The long lead times to build new facilities, and the often long sales cycles, mean providers need to work ahead of demand. TeleGeography analyst Jon Hjembo doesn’t believe continued expansion in light of increased vacancy is irrational behavior. “Despite the increase in vacancies, demand for colocation services remains strong,” said Hjembo. “In fact, colocation sites built in the past two years are filling at a faster rate than comparable sites were last year.”
Slow Quarter for Wholoesale Leasing
In a client note examining the wholesale data center market, Jim Kerrigan of Avison Young sees tenants having the upper hand for the next nine months. But he rojects that a lack of new projects in the pipeline, pent-up existing demand and constricted capital will switch the momentum back to developers in 2014. He sees wholesale leasing activity as sluggish, with third quarter wholesale leasing activity as “one of the worst quarters for most of the developers during the past five years.” The report states that only a handful of transactions over 1 megawatt have closed during 2012 so far, although several have been large.
Despite the perceived sluggishness, there are a number of parties seeking over 2 megawatts of space, with several representing multiple requirements that could sign before year end. The newsletter also states that a number of established operators have had much success fueling absorption via organic growth, including DuPont Fabros, which expanded Facebook and Rackspace in Northern Virginia, and SBC, which leased 2 megawatts of wholesale data center space in Northlake in Suburban Chicago.
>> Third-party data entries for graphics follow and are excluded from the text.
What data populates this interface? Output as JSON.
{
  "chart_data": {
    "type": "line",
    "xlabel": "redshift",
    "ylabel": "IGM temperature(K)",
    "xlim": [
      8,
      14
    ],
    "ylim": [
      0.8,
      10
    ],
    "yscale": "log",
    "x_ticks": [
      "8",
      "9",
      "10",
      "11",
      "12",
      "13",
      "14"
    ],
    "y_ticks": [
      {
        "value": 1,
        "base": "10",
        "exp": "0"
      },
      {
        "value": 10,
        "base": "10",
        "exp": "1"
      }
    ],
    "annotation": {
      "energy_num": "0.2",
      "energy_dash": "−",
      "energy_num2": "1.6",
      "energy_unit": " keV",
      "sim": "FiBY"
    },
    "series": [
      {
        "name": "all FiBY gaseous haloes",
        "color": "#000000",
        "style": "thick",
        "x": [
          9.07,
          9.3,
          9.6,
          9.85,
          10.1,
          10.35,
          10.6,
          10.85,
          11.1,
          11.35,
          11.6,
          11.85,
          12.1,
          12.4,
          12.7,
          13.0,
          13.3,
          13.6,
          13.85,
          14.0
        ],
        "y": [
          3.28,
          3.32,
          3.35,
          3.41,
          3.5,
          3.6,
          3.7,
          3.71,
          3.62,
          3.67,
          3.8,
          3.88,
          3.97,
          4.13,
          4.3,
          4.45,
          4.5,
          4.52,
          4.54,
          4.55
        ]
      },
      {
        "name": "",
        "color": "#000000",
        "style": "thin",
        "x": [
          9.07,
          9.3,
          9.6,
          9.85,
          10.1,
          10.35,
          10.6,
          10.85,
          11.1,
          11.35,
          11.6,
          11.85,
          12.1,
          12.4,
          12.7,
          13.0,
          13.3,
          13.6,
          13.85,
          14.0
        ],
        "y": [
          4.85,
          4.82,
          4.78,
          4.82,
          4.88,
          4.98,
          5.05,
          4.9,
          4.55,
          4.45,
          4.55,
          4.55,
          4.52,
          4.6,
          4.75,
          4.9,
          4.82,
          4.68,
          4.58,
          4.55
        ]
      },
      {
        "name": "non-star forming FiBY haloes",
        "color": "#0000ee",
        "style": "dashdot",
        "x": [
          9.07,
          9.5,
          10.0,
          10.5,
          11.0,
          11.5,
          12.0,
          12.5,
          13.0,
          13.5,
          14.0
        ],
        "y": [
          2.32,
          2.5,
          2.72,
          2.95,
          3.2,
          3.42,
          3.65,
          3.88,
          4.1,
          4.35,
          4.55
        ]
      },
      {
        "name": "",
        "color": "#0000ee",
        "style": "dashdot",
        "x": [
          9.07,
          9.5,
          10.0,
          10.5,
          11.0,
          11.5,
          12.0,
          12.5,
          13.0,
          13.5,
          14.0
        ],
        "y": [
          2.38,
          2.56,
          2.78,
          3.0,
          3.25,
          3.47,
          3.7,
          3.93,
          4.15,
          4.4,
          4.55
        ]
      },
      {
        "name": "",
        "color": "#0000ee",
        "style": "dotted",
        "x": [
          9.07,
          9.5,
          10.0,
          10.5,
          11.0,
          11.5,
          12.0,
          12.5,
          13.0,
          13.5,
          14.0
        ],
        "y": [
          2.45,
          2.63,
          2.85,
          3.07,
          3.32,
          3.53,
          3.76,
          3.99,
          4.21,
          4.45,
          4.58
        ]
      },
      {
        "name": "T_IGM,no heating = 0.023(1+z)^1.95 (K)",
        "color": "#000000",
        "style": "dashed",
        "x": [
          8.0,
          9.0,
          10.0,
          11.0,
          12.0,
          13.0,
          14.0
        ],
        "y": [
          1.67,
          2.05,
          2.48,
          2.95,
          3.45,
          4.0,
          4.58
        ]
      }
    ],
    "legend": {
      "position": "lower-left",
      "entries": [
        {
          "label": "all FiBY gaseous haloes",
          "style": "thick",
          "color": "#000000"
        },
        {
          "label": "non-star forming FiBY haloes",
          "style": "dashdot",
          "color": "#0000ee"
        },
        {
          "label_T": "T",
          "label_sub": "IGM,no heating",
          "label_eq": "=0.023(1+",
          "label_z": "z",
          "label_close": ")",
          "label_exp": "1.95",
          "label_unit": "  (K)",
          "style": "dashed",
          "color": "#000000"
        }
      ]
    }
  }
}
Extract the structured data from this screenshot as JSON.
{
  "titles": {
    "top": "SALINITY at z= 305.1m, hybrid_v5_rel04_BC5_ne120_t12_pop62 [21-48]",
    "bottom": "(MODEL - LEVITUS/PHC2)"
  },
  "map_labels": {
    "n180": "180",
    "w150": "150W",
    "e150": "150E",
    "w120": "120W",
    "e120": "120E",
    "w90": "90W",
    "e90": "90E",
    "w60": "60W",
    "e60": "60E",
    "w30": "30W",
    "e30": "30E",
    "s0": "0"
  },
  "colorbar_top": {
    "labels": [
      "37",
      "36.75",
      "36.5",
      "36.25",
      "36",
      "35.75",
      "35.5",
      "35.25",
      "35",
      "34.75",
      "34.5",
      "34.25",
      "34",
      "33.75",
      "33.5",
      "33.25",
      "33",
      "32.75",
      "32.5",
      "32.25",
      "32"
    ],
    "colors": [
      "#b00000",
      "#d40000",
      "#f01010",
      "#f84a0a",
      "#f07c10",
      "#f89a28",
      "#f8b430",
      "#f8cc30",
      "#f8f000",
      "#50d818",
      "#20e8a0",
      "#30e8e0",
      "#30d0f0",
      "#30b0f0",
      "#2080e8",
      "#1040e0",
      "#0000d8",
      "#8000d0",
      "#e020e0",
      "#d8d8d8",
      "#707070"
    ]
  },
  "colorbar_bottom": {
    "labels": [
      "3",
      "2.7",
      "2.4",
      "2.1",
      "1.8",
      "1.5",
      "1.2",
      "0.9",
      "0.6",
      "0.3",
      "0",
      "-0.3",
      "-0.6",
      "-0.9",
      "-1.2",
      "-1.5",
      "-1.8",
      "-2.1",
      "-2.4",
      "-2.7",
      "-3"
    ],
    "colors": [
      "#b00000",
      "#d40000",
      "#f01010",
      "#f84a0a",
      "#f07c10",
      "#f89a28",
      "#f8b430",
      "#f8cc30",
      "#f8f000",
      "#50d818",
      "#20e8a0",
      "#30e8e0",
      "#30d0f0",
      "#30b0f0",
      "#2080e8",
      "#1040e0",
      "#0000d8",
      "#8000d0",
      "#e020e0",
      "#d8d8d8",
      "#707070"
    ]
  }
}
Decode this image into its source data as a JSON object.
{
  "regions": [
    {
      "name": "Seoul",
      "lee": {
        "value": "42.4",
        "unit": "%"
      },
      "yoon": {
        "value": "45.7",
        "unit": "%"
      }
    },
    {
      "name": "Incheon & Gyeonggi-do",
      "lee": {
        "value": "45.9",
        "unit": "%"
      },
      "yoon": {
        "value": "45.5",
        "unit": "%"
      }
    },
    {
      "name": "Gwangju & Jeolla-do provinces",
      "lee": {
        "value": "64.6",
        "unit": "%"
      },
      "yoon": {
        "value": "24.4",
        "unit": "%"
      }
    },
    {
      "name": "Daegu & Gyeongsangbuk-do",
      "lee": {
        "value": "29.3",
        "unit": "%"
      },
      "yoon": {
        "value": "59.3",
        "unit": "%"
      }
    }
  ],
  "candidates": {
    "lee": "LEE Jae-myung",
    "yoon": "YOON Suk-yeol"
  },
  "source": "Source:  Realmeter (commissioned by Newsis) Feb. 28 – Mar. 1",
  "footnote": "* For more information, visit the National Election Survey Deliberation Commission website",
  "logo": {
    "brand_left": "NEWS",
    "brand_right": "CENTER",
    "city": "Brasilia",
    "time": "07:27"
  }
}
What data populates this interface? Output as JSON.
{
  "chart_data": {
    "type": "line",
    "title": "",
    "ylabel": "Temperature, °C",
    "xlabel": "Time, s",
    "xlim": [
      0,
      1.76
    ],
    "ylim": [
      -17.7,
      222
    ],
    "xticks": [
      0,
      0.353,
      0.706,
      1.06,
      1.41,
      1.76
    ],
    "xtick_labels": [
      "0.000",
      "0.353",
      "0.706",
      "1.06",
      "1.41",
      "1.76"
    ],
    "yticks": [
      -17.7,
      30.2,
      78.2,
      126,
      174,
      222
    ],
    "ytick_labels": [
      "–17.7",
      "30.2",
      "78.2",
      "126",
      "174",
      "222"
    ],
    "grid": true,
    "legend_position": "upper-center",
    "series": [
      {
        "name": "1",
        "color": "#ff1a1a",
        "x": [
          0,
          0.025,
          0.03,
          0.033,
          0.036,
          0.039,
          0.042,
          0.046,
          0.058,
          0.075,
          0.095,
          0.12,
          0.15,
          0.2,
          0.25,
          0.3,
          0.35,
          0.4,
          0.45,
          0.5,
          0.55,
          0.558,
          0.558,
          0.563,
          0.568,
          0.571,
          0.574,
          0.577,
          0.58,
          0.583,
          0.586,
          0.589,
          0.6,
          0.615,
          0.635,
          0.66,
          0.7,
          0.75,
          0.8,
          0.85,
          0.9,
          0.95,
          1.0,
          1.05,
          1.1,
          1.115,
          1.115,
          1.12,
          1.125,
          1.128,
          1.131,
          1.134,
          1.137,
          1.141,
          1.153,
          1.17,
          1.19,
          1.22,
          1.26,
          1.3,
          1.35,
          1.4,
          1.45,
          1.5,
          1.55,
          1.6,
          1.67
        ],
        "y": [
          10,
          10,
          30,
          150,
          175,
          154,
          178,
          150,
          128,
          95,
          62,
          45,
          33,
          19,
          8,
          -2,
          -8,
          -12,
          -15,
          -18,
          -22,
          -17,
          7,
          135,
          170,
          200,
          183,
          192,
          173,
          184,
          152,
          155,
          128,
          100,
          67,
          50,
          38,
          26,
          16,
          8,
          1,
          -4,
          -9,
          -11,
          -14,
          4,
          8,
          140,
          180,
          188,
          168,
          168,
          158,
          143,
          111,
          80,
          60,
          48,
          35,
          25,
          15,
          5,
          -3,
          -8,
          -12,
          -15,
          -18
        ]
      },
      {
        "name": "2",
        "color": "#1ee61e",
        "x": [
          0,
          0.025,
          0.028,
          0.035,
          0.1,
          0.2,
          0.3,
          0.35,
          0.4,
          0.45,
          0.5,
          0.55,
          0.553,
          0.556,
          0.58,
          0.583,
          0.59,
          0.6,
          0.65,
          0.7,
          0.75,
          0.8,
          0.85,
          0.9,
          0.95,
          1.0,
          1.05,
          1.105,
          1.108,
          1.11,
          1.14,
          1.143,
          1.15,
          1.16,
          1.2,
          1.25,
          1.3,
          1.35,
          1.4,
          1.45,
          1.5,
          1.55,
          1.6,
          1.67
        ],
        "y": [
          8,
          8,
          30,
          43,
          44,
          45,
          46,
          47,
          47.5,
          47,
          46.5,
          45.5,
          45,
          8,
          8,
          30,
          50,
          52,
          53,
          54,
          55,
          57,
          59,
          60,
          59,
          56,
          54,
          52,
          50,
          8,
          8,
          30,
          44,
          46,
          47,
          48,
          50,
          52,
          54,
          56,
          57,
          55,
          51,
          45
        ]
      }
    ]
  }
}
Several colocation and hosting companies are looking to expand their national footprint in multiple markets, but the pending sale of colocation and disaster recovery companies has stalled several other companies from taking additional wholesale space, with expected movement in Q1 2013.
Number of 1 MW+ Blocks of Space on the Rise
The number of properties that can immediately accommodate at least 1 megawatt of wholesale space has hit 53, while it sees only 5 properties that can immediately accommodate a tenant needing 6 megawatts. Other highlights noted by Avison Young include:
- Windstream leased over 1 MW in Franklin Park, amongst other transactions
- T5 leased over 3MW of an initial speculative space in Plano, TX to a single tenant
- Apple expanded at DuPont Fabros in Santa Clara
- Digital Realty Trust leased 3MW in Houston to Ion Geophysical
It’s important to note that Kerrigan has a lot of experience representing tenants in the equation, meaning Avison’s outlook tends to be favorable in that regard. However, combined with TeleGeography’s findings, the general consensus is that after years of tight markets, new supply has begun to outpace demand, and that pendulum swing means higher vacancty rates in key markets, albeit temporary. In the short term, it appears to be a slight excess of supply, but there’s not a perceived weakness in demand going forward. The ebb and flow of the market has shifted short term to additional supply, but because of build timelines, these expansions show no sign of subsiding in preparation for anticipated future growth.